Week 7 Monday

Week 7 Monday#

Announcements#

In-class quiz tomorrow. Based on Worksheets due tonight.
Worksheet 13 is posted, on Logistic Regression (the topic of Prof. Zhou’s lecture on Friday and the lectures this week).
Not expected to know from Friday: gradient descent for finding the coefficients beta, Matplotlib.
Next week’s quiz will be based on Worksheets 13 and 14 and this week’s lectures. (We will review the most relevant parts of Prof. Zhou’s lecture.)
Plan for today: Approximately 15 minutes of lecture, then 10-15 minutes to work (Maya and Hanson are here to answer questions), then more lecture.

import pandas as pd
import numpy as np
import altair as alt
import seaborn as sns

Predicting if a penguin is in the Chinstrap species#

Today we will use Logistic Regression with the flipper length and bill length columns in the penguins dataset to predict if a penguin is in the Chinstrap species.

df = sns.load_dataset("penguins").dropna(axis=0)

Here are the columns we’re going to use. I didn’t want to keep typing these repeatedly, so I stored them as a length two list.

cols = ["flipper_length_mm", "bill_length_mm"]

Here is what the true data looks like. I chose two input variables because we can visualize this easily. With three or more input variables, I wouldn’t be able to draw a chart like the following showing all the information.

When you look at the following, you should be thinking that we will be inputting the flipper length and the bill length, and outputting a prediction for whether a penguin belongs to the Chinstrap species.

alt.Chart(df).mark_circle().encode(
    x=alt.X(cols[0], scale=alt.Scale(zero=False)),
    y=alt.Y(cols[1], scale=alt.Scale(zero=False)),
    color="species"
)

The procedure is basically the same as for Linear Regression.

First we import.

from sklearn.linear_model import LogisticRegression

Then we instantiate.
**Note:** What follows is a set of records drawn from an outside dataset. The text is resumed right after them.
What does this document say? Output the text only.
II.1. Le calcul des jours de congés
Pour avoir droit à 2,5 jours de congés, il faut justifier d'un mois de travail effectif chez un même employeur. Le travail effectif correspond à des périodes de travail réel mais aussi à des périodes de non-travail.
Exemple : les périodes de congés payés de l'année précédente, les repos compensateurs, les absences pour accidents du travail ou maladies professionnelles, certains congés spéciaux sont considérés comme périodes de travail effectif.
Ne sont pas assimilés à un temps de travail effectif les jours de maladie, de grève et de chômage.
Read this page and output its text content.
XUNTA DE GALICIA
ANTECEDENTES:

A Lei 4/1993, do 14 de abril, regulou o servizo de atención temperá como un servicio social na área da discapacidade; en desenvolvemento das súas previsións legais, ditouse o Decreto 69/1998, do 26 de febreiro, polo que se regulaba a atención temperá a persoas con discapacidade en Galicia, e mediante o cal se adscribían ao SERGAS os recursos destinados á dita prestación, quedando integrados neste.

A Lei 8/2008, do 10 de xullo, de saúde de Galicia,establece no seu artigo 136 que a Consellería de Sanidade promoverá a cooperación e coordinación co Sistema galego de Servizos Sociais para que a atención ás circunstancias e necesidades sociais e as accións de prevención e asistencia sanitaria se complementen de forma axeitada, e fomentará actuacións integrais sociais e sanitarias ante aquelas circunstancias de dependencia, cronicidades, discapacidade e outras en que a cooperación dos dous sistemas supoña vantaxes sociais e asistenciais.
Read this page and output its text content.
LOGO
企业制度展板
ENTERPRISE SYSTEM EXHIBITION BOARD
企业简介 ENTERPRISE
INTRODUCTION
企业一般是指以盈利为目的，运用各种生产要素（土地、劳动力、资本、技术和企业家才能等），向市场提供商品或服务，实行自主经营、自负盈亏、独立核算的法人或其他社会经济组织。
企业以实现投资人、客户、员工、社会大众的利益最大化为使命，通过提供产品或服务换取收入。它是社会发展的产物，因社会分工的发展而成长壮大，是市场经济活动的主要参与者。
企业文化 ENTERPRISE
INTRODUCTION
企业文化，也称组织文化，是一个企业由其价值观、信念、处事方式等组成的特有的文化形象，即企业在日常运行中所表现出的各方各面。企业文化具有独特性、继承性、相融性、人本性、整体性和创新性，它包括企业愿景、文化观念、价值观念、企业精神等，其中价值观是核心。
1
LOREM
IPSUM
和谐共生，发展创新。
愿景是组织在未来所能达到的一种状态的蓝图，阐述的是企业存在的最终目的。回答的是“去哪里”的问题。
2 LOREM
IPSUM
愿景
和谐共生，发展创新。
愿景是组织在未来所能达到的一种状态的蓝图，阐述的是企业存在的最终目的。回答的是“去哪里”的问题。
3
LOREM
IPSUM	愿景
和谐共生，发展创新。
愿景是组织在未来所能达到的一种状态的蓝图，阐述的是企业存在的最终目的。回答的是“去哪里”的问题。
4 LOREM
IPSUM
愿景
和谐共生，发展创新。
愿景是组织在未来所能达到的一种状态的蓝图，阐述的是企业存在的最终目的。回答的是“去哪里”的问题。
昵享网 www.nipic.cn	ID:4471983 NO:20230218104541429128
The convention is to name this object clf, for “classifier”, since we will be performing classification, not regression.

# clf instead of reg because it's for classification
clf = LogisticRegression()

Here are the values we will be predicting. Logistic regression is easiest to understand (especially the formula is easiest to understand) when we are predicting a binary variable (meaning a variable with only two options). We will see later an example of predicting the “species” variable itself, which in this case has three options.

df["isChinstrap"] = (df["species"] == "Chinstrap")

Notice how there is a new Boolean column named “isChinstrap” which indicates whether or not it is a Chinstrap penguin. I’m using sample here rather than head because the penguins at the beginning of the dataset are all the same species.

df.sample(10, random_state=1)

	species	island	bill_length_mm	bill_depth_mm	flipper_length_mm	body_mass_g	sex	isChinstrap
65	Adelie	Biscoe	41.6	18.0	192.0	3950.0	Male	False
276	Gentoo	Biscoe	43.8	13.9	208.0	4300.0	Female	False
186	Chinstrap	Dream	49.7	18.6	195.0	3600.0	Male	True
198	Chinstrap	Dream	50.1	17.9	190.0	3400.0	Female	True
293	Gentoo	Biscoe	46.5	14.8	217.0	5200.0	Female	False
183	Chinstrap	Dream	54.2	20.8	201.0	4300.0	Male	True
98	Adelie	Dream	33.1	16.1	178.0	2900.0	Female	False
193	Chinstrap	Dream	46.2	17.5	187.0	3650.0	Female	True
95	Adelie	Dream	40.8	18.9	208.0	4300.0	Male	False
195	Chinstrap	Dream	45.5	17.0	196.0	3500.0	Female	True

We now do the fit step. Notice how we are using two input features and we are using our new Boolean “isChinstrap” column for the target.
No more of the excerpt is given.